Note above that I am connecting this VM to the Direct Internet Connection available in my organization. See my first episode to get a proper background of my actual organization network configuration. In a real life environment you may not want to connect directly a Windows VM to the Internet like this. I have done this for the only purpose of demonstrating how to connect a VM to a network. Most likely you may want to connect the vApp to a NAT/Routed network with the proper IP mapping and firewall configurations in place.
After a few minutes the vApp is ready in “My Cloud“:
And this is how the TrainingApp VM inside the vApp construct looks like from a networking perspective.
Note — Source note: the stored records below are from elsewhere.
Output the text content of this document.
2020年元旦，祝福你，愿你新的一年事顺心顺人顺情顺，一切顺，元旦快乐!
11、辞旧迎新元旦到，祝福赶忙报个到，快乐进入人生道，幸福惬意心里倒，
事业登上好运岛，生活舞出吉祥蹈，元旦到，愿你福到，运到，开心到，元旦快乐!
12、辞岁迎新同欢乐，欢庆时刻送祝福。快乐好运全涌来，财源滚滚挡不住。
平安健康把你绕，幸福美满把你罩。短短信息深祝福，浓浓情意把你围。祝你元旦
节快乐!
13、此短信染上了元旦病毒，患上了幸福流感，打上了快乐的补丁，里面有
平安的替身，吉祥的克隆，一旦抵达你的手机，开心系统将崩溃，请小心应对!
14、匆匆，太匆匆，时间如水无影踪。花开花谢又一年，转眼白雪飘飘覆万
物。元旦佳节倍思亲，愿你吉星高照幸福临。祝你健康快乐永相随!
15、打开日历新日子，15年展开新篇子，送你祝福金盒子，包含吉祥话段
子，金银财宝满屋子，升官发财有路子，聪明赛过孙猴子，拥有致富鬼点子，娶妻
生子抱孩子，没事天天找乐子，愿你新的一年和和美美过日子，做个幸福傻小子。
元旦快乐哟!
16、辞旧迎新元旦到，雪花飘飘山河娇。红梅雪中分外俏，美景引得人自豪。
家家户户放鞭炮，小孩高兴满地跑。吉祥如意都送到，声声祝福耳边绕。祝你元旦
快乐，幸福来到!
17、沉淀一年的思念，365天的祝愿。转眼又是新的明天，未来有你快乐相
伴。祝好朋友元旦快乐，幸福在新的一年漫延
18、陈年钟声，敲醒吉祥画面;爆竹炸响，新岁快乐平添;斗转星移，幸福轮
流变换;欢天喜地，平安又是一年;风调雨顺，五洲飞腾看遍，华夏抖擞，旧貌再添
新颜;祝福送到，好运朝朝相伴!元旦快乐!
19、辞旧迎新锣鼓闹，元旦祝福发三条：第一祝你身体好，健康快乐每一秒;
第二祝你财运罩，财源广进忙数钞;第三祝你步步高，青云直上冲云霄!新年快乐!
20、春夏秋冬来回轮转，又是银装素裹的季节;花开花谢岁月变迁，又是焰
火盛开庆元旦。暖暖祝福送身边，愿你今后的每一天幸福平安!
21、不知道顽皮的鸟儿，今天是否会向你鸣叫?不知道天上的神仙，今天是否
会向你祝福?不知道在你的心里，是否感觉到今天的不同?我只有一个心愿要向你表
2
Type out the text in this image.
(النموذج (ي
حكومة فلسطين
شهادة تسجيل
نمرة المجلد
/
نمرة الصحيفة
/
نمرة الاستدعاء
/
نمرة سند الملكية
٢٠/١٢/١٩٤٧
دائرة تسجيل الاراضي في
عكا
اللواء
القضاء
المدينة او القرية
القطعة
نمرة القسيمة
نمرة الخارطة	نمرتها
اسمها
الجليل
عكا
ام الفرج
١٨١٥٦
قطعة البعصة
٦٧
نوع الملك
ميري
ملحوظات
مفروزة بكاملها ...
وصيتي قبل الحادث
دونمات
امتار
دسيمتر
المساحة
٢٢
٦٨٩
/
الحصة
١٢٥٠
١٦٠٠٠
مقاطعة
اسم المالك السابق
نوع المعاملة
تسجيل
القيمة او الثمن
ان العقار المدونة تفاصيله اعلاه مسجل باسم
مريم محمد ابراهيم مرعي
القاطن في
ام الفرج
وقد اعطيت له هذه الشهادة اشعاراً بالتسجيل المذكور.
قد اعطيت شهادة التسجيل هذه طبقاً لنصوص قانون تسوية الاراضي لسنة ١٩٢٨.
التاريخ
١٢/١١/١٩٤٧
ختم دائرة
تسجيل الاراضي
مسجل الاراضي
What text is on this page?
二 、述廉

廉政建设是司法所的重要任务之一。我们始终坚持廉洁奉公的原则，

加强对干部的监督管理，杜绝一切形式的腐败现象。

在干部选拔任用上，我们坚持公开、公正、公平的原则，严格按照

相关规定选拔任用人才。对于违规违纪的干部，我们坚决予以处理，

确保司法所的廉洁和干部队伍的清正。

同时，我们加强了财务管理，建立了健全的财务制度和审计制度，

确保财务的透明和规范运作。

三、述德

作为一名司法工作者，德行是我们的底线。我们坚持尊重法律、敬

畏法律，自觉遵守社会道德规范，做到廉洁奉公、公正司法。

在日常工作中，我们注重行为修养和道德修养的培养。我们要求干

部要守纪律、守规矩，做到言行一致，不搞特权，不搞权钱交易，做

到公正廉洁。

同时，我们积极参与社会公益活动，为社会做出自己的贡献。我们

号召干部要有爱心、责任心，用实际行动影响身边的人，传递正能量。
Note that vCD assigned an IP from the Static IP Pool associated to that Direct Internet Connection that is under control of Stratogen.
The last thing to keep in mind is that what I have shown here is the very core capability of moving virtual machines from vSphere to vCloud Director (and possibly viceversa if needed). I wanted to stress about the idea that moving workloads across compatible platforms running the same backbone engine makes the overall hybrid cloud story way more simple (from a virtual machine format perspective). What I am NOT showing here is the coordination and orchestration of the whole process. If you have noted, at the end of the steps to move a workload into the cloud you end up with the TrainingApp VM in vSphere, the TrainingApp template in the cloud catalog and the actually instantiated TrainingApp vApp in the cloud. This will require a certain amount of coordination in an actual production environment. Specifically you may want to decommission the vSphere VM and the (transient) template when you are done moving the actual workload into the cloud. Demonstrating something like this is beyond the goal of this brief post that, again, was only meant to demonstrate the core infrastructure capabilities and the easiness of moving workloads without having to touch the Guest OS in terms of drivers and things like that.
In future episodes I am going to show how future (not yet announced) hybrid cloud technologies are going to simplify the experience I have shown here.